Sie freue sich über kleine Schritte ihrer Schützlinge, sagt Luhmer. Und ihre Kollegin ergänzt: „Wir haben eine andere Langsamkeit und stellen die Frage in den Vordergrund, wie sich das Kind entwickelt.“ Im besten Fall so, dass es nach vier – oder dank der flexiblen Schuleingangsphase fünf – Jahren gestärkt auf eine weiterführende Schule gehen kann. Wer doch noch etwas mehr Unterstützung braucht, erhält diese in direkter Nachbarschaft auf der Hans-Dietrich-Genscher-Schule. Bei 32 seiner knapp 300 Schülerinnen und Schülern sei das aktuell der Fall, sagt Schulleiter Hendrik Heimbach.

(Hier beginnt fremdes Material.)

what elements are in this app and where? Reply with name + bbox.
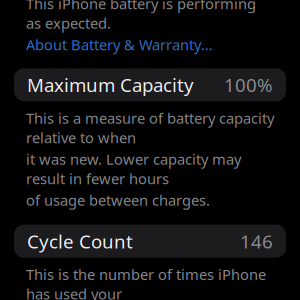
staticText: 100% (224, 72, 273, 97)
staticText: Cycle Count (27, 229, 133, 254)
button[interactable]: Maximum Capacity (14, 68, 286, 101)
staticText: 146 (240, 229, 273, 254)
staticText: This is a measure of battery capacity re… (26, 108, 274, 147)
staticText: it was new. Lower capacity may result in… (26, 149, 241, 188)
staticText: Maximum Capacity (27, 72, 194, 97)
staticText: This is the number of times iPhone has u… (26, 265, 266, 300)
staticText: This iPhone battery is performing as exp… (26, 0, 256, 33)
staticText: of usage between charges. (26, 190, 210, 210)
button[interactable]: Cycle Count (14, 225, 286, 258)
staticText: About Battery & Warranty… (26, 35, 213, 54)
button[interactable]: About Battery & Warranty… (26, 35, 213, 54)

Genscher-Schule lässt eigene Kräfte weiterqualifizieren

Die Nachfrage ist also da, „aber der Markt an Sonderpädagogen leergefegt“, bedauert Heimbach. So hatte zum Beispiel die Niederbachemer Grundschule eine ausgeschriebene Stelle nicht besetzen können. Heimbach hat inzwischen an der profilierten Gemeinschaftshauptschule zwei Regelkräfte zu Sonderpädagogen weiterqualifizieren lassen. „Die Ausbildung erfolgt berufsbegleitend und endet mit einer Prüfung“, so Heimbach. Jetzt kann er auf drei Fachleute zurückgreifen. Er wünscht sich, dass man die Zahl der Studienplätze erhöht. Genau wie Luhmer und Kirchner glaubt Heimbach nämlich, dass ein vier-Augen-Prinzip in den Klassen, damit also mehr Personal, allen guttäte.